By 1942, Bunk was playing magnificently and he also recorded for Jazz Man. The two branches of what would be known as “The Great Revival,” alternatively “The New Orleans Revival,” were drawing closer. In 1943, jazz impresario Rudi Blesh convinced Bunk to travel to San Francisco, to play a concert at the Museum of Modern Art. Thanks to the Yerba Buena Jazz Band, the town was already jazz crazy. The cognoscenti were aware of Bunk’s reputation, thanks to news articles and word-of-mouth among the record-collecting fraternity. The Museum of Modern Art was packed for Bunk’s concert and the audience was spellbound by Johnson’s description of the early days of jazz. And when he played trumpet, no one in the crowd viewed the performance as that of an old man with ill-fitting false teeth. Bunk’s music galvanized the listeners, and set the stage for a return to San Francisco.
Bunk’s next appearance in San Francisco was at the Geary Theater, backed by a group of musicians led by another jazz legend, the newly-rediscovered trombonist Kid Ory. The concert was a hit and there was a demand to hear more of Bunk in the Bay City.
A planned appearance at the Dawn Club, with members of the Yerba Buena Jazz Band, was derailed when the segregated Musicians Union said no to the idea. However, Bunk was able to play with the band at the remote Big Bear Tavern. A series of concerts at C.I.O. Hall also featured Bunk with younger musicians, as well as a range of guest artists. Bunk also recorded again for Jazz Man, this time with a group of San Franciscans who were in the vanguard of the Great Revival: Turk Murphy, Ellis Horne, Burt Bales, Pat Patton, Squire Girsback, and Clancy Hayes. Once again, the recordings were well-received and brought well-deserved attention to the legendary Bunk as well as the younger revivalists.
Following WWII, the Yerba Buena Jazz Band made a triumphant, but temporary, return to the Dawn Club. Tax problems forced the band to find a new base of operations, and the YBJB wound up across the Bay in El Cerrito at their own club, Hambone Kelly’s.The success of the Yerba Buena musicians made it possible for a number of Revivalist groups to organize and flourish in the Bay Area. In the ‘40s and early ‘50s, nightclubs which featured traditional jazz included the Melody Club, Victor & Roxie’s, the 1018 Club, and Louchen Gardens.

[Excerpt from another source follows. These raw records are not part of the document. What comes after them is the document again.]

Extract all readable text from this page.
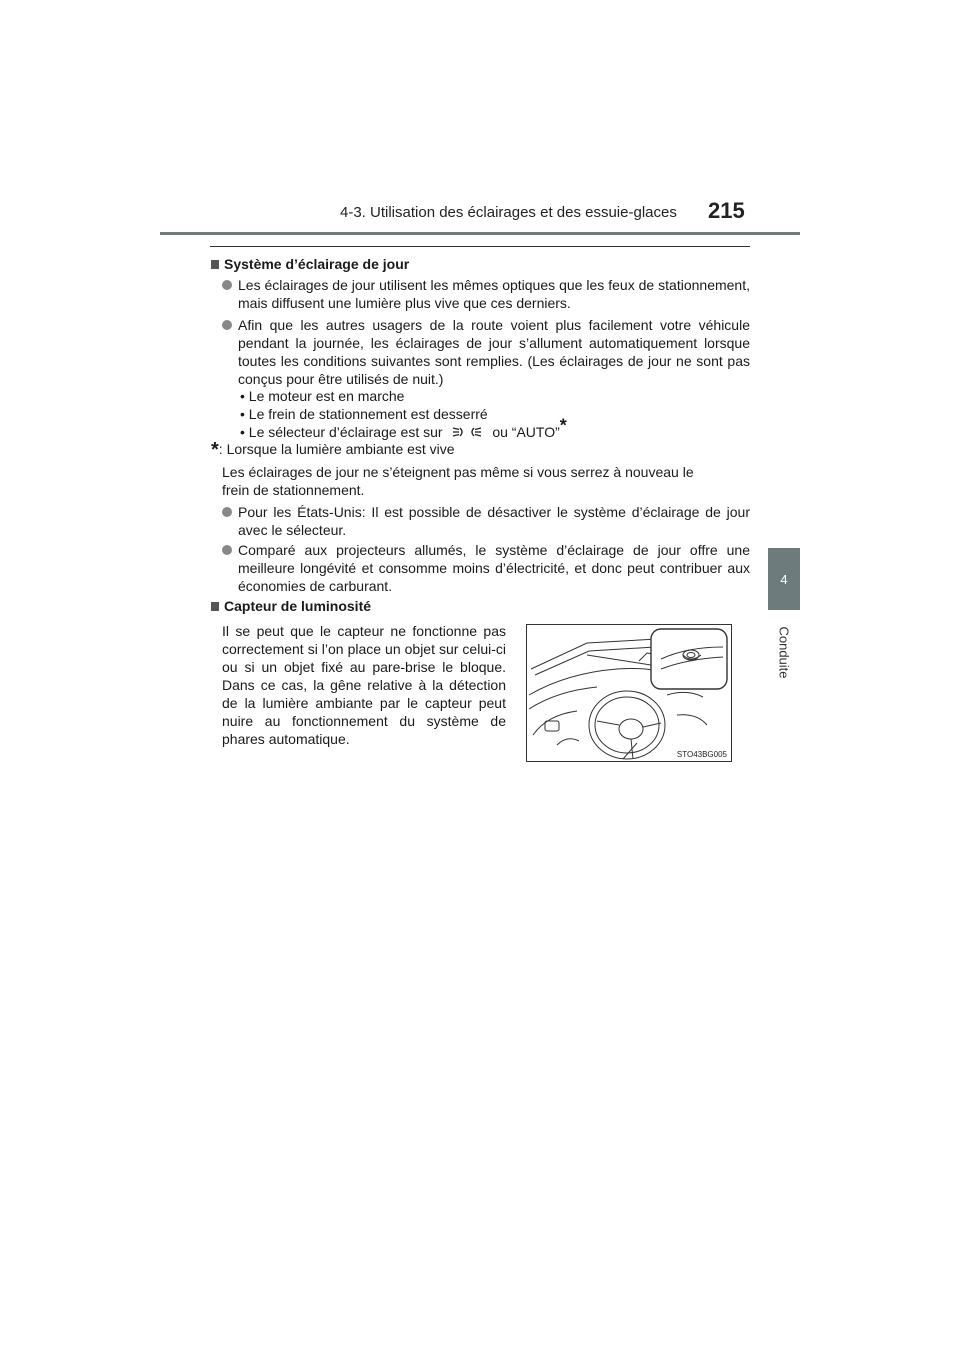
4-3. Utilisation des éclairages et des essuie-glaces 215
4
Conduite
Système d’éclairage de jour
Les éclairages de jour utilisent les mêmes optiques que les feux de stationnement, mais diffusent une lumière plus vive que ces derniers.
Afin que les autres usagers de la route voient plus facilement votre véhicule pendant la journée, les éclairages de jour s’allument automatiquement lorsque toutes les conditions suivantes sont remplies. (Les éclairages de jour ne sont pas conçus pour être utilisés de nuit.)
• Le moteur est en marche
• Le frein de stationnement est desserré
• Le sélecteur d’éclairage est sur	ou “AUTO”*
*: Lorsque la lumière ambiante est vive
Les éclairages de jour ne s’éteignent pas même si vous serrez à nouveau le frein de stationnement.
Pour les États-Unis: Il est possible de désactiver le système d’éclairage de jour avec le sélecteur.
Comparé aux projecteurs allumés, le système d’éclairage de jour offre une meilleure longévité et consomme moins d’électricité, et donc peut contribuer aux économies de carburant.
Capteur de luminosité
Il se peut que le capteur ne fonctionne pas correctement si l’on place un objet sur celui-ci ou si un objet fixé au pare-brise le bloque. Dans ce cas, la gêne relative à la détection de la lumière ambiante par le capteur peut nuire au fonctionnement du système de phares automatique.
STO43BG005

Later, jazz fans could hear great music at the Pioneer Village, the Tin Angel, Sail’N, Easy Street, Pier 23, Burp Hollow, On The Levee, and Earthquake McGoon’s. However, the nightclub which attracted an ongoing A-List of first generation jazzmen as performers was Club Hangover. Bands led by Earl Hines and by Kid Ory played long residencies at the club. The amount of work available at the Hangover and other establishments convinced a number of veteran musicians to settle in the Bay Area. Hines, Ory, Muggsy Spanier, Joe Sulllivan, Pops Foster, Darnell Howard, Don Ewell, Jimmy Archey, Albert Nicholas, Ralph Sutton, Marty Marsala, and Tiny Crump all lived in San Francisco for varying amounts of time.